札幌の森|トーチカ通信|桃李舎一級建築事務所

トーチカ通信

[ 2013.06.23 ]森・里・海

札幌の森

先週の金曜日は、北海道日建設計で、桃李舎の仕事について話す場を戴いた。友人の建築家で、北海道大学で教える小澤丈夫さんにも来てもらえたので、私たちが出会うきっかけとなった13年前の女子寮の設計を一緒に振り返えることができた。夜の懇親会は、設計部の皆さんと豊かな海の幸に感激しながら盛り上がった。山脇克彦さんを中心に、美しいポスターを作って暖かく迎えて下さった日建設計の皆さん、どうもありがとうございました。

その日の夜は、大学の同級生で、札幌で事務所を持つ友人が、飲みながら待っていてくれた。普段、電話もメールも全くしないのに、2日前に「会える?」という電話をすると、仕事の予定もあるだろうに、「24時間、いつでもいい」と、それだけ言って電話を切り、その後、確認のメールも来なかった。でも、懇親会の後、電話をすると待っていてくれた。
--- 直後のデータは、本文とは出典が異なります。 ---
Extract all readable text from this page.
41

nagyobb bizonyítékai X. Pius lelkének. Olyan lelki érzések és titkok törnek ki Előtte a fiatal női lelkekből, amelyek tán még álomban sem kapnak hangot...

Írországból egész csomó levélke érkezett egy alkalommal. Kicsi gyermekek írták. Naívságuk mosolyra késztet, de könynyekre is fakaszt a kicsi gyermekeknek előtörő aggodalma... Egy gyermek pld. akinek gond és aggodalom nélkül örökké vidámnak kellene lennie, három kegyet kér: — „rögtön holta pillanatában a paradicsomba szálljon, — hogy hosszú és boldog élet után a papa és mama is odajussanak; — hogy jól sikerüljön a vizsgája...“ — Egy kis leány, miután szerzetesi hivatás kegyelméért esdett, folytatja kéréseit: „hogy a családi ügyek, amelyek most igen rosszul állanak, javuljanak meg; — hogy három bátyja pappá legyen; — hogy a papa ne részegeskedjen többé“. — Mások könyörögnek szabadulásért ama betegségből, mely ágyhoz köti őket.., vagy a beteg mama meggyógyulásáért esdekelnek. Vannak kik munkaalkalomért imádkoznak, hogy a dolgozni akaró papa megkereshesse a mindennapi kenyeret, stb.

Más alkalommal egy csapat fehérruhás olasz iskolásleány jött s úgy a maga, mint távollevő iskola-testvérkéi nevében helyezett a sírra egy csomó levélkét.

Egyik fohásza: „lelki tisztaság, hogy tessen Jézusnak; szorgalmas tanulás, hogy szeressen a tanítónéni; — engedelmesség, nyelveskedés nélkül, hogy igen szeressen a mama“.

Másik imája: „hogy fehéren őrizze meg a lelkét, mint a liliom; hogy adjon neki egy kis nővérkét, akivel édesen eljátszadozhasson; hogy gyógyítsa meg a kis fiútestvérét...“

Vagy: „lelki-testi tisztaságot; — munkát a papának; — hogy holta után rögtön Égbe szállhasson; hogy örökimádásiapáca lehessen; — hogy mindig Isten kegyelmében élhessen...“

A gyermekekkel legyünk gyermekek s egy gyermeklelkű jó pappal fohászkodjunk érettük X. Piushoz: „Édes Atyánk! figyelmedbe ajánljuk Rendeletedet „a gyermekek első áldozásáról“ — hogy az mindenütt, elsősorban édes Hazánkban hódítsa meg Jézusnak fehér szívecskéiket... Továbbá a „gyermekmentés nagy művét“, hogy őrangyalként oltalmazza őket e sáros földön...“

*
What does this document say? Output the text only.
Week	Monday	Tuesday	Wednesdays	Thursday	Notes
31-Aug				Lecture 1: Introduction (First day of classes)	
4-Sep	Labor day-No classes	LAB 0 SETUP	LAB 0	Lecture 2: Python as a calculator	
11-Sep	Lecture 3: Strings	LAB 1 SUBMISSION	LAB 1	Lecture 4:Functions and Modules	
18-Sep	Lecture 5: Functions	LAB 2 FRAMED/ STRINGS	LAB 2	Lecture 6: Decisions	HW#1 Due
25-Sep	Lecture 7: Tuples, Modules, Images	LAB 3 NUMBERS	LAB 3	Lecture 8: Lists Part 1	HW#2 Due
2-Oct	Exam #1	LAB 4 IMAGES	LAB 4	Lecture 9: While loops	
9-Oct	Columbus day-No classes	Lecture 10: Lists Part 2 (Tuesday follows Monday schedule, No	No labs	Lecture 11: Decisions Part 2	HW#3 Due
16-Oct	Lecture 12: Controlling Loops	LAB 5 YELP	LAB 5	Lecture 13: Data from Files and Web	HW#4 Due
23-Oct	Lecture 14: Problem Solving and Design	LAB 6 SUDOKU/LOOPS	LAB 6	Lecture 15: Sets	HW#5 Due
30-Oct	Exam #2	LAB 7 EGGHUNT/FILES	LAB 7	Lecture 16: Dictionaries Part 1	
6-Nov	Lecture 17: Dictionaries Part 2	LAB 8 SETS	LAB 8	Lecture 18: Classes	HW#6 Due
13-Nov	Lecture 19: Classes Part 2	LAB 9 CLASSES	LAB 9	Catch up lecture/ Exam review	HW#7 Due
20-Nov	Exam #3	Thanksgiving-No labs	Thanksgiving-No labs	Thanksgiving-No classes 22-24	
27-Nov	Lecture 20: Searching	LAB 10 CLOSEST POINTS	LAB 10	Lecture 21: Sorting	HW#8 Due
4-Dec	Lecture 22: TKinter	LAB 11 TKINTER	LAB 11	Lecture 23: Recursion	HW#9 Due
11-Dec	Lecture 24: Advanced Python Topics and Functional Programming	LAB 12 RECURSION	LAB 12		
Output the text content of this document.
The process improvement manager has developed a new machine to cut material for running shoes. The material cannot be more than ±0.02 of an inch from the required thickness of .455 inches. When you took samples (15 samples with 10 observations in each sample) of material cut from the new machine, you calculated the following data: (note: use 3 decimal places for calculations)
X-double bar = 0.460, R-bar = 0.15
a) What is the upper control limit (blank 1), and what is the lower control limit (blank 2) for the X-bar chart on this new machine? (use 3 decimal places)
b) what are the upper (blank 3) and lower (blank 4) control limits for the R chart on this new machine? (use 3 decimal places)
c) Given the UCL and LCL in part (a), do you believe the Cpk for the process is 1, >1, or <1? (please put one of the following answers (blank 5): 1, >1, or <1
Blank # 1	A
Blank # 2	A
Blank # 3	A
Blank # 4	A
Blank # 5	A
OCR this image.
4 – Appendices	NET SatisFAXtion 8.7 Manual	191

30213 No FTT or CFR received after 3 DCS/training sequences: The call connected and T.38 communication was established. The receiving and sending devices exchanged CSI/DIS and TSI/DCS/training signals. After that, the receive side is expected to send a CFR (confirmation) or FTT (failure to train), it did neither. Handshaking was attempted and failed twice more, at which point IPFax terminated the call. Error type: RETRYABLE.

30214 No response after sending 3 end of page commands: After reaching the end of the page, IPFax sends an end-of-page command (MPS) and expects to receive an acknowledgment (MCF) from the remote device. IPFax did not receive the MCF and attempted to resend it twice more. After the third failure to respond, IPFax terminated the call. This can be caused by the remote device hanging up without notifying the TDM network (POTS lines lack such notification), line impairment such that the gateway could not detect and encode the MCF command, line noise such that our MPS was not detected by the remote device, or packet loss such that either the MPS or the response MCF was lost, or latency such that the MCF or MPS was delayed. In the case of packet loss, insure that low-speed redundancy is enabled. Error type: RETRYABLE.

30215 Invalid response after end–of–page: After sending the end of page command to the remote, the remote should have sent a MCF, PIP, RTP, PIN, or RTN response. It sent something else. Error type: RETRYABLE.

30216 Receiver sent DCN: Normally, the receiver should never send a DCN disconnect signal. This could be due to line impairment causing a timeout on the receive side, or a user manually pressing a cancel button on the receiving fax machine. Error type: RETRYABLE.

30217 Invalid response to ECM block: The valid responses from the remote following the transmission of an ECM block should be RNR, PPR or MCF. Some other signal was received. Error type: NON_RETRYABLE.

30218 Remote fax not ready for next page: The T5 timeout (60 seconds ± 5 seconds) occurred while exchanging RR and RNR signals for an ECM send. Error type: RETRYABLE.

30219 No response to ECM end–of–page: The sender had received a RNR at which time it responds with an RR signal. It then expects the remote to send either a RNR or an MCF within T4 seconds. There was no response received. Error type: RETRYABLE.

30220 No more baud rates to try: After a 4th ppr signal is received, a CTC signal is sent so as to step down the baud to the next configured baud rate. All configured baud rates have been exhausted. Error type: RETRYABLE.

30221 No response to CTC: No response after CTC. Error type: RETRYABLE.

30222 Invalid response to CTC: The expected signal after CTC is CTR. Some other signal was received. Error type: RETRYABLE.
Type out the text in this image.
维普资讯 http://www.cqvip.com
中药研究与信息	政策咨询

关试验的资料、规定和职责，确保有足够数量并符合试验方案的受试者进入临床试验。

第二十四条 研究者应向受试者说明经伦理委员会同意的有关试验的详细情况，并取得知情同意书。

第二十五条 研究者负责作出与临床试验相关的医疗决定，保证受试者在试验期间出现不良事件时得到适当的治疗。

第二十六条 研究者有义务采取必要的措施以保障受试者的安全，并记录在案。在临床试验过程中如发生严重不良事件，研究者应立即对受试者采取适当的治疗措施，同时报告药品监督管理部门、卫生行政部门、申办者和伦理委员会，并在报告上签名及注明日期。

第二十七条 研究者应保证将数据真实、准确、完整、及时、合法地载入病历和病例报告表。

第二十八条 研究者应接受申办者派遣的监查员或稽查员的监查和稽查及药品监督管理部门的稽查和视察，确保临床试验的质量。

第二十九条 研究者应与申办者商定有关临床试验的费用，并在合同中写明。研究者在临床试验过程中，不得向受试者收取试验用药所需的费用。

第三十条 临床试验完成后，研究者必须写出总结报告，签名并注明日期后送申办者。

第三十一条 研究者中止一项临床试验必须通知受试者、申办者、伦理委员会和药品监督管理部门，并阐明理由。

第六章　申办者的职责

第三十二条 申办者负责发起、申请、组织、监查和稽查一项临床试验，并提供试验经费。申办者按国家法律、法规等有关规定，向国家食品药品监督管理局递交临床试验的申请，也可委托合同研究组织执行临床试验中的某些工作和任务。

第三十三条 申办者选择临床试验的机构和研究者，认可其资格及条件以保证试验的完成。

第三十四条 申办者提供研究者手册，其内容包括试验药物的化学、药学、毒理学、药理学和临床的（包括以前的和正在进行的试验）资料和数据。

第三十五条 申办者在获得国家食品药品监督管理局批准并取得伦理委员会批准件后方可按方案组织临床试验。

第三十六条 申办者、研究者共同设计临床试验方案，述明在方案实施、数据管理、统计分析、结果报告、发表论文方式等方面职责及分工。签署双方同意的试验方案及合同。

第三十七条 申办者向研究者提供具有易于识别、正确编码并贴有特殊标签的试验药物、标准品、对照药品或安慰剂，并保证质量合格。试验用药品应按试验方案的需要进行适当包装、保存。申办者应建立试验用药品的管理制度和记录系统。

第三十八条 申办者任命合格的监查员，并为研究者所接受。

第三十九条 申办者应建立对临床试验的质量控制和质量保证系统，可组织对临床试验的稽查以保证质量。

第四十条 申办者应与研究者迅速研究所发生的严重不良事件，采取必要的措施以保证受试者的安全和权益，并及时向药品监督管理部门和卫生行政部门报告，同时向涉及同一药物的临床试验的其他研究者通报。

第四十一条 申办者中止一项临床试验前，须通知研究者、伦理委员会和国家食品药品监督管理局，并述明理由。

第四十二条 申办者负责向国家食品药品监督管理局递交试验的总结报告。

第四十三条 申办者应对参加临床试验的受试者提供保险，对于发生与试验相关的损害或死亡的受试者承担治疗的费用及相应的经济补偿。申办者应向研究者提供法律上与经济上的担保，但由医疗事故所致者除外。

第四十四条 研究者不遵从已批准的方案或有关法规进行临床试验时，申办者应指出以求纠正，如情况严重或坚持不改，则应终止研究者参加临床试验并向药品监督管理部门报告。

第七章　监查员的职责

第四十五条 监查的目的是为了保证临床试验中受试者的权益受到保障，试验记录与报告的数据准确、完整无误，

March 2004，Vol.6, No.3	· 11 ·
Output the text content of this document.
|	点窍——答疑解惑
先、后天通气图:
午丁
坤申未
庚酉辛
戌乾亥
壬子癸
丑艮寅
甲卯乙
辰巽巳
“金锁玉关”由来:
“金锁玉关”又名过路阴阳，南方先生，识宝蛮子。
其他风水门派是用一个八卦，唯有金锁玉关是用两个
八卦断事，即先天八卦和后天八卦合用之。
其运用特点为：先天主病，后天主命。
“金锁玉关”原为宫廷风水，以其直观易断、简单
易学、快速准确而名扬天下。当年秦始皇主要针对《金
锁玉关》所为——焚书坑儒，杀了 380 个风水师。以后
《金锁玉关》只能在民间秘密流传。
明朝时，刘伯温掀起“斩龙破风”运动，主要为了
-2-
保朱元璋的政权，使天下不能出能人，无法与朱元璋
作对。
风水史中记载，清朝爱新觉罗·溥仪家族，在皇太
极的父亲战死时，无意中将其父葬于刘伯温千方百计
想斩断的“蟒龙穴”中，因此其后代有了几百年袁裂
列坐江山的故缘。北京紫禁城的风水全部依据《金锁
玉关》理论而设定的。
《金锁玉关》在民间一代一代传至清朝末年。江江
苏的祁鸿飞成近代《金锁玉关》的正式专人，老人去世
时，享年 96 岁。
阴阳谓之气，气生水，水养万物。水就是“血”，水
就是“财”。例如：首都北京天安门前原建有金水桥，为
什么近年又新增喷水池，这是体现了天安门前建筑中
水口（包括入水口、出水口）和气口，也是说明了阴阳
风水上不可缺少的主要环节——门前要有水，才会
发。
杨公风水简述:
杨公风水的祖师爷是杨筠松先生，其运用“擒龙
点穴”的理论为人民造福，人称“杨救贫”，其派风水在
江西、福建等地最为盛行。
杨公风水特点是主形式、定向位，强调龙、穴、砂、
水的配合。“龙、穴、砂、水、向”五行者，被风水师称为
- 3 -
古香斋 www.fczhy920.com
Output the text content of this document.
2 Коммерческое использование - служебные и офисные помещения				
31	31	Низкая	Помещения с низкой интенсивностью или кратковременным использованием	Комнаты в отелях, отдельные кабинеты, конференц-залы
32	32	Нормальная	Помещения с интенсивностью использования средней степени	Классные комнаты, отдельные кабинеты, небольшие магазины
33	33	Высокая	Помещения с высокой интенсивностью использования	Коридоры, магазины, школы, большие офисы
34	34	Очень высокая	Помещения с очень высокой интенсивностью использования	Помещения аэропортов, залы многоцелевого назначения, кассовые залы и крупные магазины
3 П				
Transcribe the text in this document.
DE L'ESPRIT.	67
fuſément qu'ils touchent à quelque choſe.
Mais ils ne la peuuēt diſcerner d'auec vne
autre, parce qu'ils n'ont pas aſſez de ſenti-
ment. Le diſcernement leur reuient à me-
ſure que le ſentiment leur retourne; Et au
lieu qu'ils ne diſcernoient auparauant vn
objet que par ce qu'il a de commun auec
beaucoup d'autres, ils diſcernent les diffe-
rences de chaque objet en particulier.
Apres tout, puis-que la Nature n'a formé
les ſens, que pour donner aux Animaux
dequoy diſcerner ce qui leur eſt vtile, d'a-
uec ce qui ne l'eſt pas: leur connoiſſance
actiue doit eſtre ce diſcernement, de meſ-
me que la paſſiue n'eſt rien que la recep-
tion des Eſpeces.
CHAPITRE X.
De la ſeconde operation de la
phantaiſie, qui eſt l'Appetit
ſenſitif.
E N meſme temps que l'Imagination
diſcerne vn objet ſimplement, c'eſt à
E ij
札幌で彼と会うのは初めてだった。飲み始めて、しばらくたった頃、仕事場から家に帰るときに、ときどき北大の構内を歩くという話を、彼が始めた。森のように大きな樹がたくさんあって、深夜、一人で歩くと、この世のものと思えない美しさだという。情景を思い描きながら聞いているうちに、その大きな楡の木や柳を見たくなって、「今から連れて行って」と頼んだ。先日亡くなった友人もそうだが、同級生というのは特別だ。普段は甘えない私が、こんなことをすらっと言ってる。そして、深夜1時の散歩となった。

霧のような雨が降っていたが、かえってしめやかな土や木々の緑の匂いが立ち込め、霧が幻想的な森を演出をしていた。校舎は闇に沈んでほとんど見えない。舗装された歩道を外れて、芝生の中に入ると、樹齢100年をとうに超える巨木が両側から枝を伸ばし、重なり合った葉が細かい雨を遮ってくれる。傘はいらなかった。楡の樹の雄大なシルエットに、子供の頃の童話の挿絵で見た外国の森を思い出した。近づいて見上げると、雨がミストのように顔を濡らす。

見たこともない大きな柳が、手が触れるところまで、枝を下ろしている。彼がいつも挨拶をする樹はこれらしい。葉っぱを軽くひっぱって、私も挨拶した。この大きな美しい空間を、2人で独占しているというこの上もない贅沢。

「ほら、こいつ見て」と彼が1本の樹に連れていく。枝が滅茶苦茶な方向に張り出して、葉がからみ、寝起きの髪のようにボサボサだ。幹に触って「おまえ、何やってんのさ」と話しかけている。あちこちに気になる樹があるらしく、1本ずつ友達のように紹介してくれる。

札幌生まれの彼は、アイヌの人たちの家や暮らしの調査を手伝ったことがあるらしい。アイヌ語のこんにちは、「イランカラプテ」で、「あなたの心に、そっと触らせてください」という意味なんだと教えてくれた。言葉にならない思いがあふれて、何も言えない。

翌日は、お昼前に彼の事務所に行って、午後は大通公園を一緒に散歩した。大通公園は全長1.5km。街の中に、こんなに緑をたっぷりと抱えた公園があるのがホントに羨ましかった。緑が気持ちいいから、どれだけ歩いても疲れない。花フェスタで賑わう公園は、短い夏を楽しむ風物詩なのだろう。

夕方に、同じく大学の同級生で、同級生どうしで結婚して、札幌で事務所をもつ彼らと合流した。40人のクラスのうち3人が札幌にいるのだ。友人夫婦は法事の帰りだといって喪服で現れた。みんな突然の来客に、文句を言わずに会いに来てくれる。友達と、大きな樹の恵みに気づかされた札幌小旅行だった。松井君、巧さん、手嶋君、ありがとう。札幌の街が好きになりました。